The Replacements: Let It Be (Deluxe Edition) Album Review

After the run of momentous archival Replacements releases over the past decade—the world-burning live set on For Sale, the miraculous de-glitzing of their late-’80s material on Dead Man’s Pop, the peak of their achievement liberated from tinny production on Tim (Let It Bleed Edition)—it’s tempting to imagine that the vaults of whatever garage they run Mats HQ out of might be infinitely deep. Each year could bring new treasures, lifting the Replacements’ music out of the cellophane realm of “the ’80s” and placing it once and for all in rock’s timeless firmament.

Their 1984 masterpiece Let It Be—a joke title, but also a boast, a dare—is already in that firmament. It is the band’s most celebrated record, the one where they trained their homegrown Midwestern punk sensibilities on Paul Westerberg’s most mature songs yet, creating in the process an enduring template for what would come to be called indie rock. It captured the band on the precipice of a major transition. They didn’t know at the time, but it would be their last record on the local Twin/Tone label before signing with Sire, distributed by Warner. It would also effectively conclude their run as a democratic quartet, as madcap guitarist Bob Stinson drifted into addiction and became disillusioned with the band’s evolution from the hard and fast into the songwriterly and craftsmanlike. In 1984, there was a sense that the Replacements were destined for something beyond the basement rehearsal space and the sub-two-minute punk song. Let It Be, with its cover photo of four dirtbags on a roof, is the sound of the band flicking down cigarette butts toward whatever lay beyond, sounding its depths.

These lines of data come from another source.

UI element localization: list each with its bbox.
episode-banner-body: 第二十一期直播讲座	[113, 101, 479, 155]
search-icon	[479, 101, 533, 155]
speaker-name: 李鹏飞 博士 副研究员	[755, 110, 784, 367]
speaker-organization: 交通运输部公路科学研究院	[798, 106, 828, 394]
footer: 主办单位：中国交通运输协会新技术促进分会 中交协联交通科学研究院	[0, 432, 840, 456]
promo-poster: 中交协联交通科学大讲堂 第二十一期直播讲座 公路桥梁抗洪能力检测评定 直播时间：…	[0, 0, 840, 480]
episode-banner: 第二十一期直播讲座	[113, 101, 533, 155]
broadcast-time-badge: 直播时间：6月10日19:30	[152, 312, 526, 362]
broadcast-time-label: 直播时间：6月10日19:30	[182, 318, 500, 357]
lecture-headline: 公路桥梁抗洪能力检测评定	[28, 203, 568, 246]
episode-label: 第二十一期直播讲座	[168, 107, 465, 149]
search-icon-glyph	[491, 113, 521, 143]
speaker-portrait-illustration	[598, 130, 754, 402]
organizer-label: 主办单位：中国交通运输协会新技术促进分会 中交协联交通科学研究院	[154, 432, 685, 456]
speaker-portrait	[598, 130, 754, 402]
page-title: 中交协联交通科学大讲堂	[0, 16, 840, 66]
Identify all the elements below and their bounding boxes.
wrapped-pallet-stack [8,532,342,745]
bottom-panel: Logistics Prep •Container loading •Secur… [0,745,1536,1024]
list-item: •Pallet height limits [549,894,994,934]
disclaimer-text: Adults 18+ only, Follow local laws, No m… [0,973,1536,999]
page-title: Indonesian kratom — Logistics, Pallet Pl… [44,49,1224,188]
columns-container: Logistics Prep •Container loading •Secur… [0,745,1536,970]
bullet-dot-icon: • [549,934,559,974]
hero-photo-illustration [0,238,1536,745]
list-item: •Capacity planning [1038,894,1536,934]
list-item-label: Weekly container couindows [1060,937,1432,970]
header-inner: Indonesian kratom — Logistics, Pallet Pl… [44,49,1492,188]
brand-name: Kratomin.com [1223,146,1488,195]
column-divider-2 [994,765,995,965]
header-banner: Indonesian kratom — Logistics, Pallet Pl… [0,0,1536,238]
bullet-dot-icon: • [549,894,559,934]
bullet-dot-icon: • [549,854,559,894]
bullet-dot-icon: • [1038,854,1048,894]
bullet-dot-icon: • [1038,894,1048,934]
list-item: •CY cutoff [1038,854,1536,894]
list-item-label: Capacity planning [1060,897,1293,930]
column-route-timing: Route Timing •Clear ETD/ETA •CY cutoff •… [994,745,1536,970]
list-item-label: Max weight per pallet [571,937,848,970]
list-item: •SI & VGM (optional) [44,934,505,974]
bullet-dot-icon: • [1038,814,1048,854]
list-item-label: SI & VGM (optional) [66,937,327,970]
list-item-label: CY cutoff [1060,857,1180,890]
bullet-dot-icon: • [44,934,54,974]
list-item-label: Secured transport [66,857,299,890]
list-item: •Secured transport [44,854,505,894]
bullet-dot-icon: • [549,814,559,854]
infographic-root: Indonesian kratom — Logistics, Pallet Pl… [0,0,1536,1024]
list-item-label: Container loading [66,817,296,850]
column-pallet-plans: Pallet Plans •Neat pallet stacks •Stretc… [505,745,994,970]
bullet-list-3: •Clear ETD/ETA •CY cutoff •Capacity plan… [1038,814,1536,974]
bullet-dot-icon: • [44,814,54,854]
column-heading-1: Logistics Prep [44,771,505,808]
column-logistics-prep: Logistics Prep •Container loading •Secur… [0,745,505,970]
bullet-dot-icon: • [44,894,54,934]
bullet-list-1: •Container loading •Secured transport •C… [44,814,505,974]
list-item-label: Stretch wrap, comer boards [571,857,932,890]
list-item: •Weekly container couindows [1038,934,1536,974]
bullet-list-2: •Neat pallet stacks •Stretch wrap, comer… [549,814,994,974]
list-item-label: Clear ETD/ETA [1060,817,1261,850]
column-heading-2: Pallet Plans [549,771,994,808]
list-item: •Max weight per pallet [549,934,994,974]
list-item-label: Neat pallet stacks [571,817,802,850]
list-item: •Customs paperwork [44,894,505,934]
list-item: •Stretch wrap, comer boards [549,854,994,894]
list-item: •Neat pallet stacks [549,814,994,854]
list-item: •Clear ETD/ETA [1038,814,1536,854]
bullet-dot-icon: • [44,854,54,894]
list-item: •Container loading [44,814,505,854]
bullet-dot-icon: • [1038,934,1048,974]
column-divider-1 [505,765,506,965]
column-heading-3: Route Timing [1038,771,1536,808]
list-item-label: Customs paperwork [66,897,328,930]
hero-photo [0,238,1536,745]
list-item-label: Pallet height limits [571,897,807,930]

The Mats’ previous album, Hootenanny, dared listeners to sit through a bunch of abortive pastiches (hardcore, surf rock, Chubby Checker) in order to get to a few transcendently good songs. On Let It Be, the throwaways are essential. Yes, “I Will Dare” is flawless, and the genderfuck utopia of “Androgynous” shimmers behind Westerberg’s clumsy piano chords. But the band also plays “Black Diamond,” a Kiss cover, with a commitment so total that it vaporizes the schlock of the original. And has there ever been a more inspired feat of sequencing than following the Ted Nugent rip-off “Gary’s Got a Boner” with the aching “Sixteen Blue”? The songs tap the same source; they give us a comic view of a sexually inept young man and then a tender view of what could be the same character. “You’re looking funny/You ain’t laughing, are you,” Westerberg howls, before launching into a guitar solo filled with weeping feedback.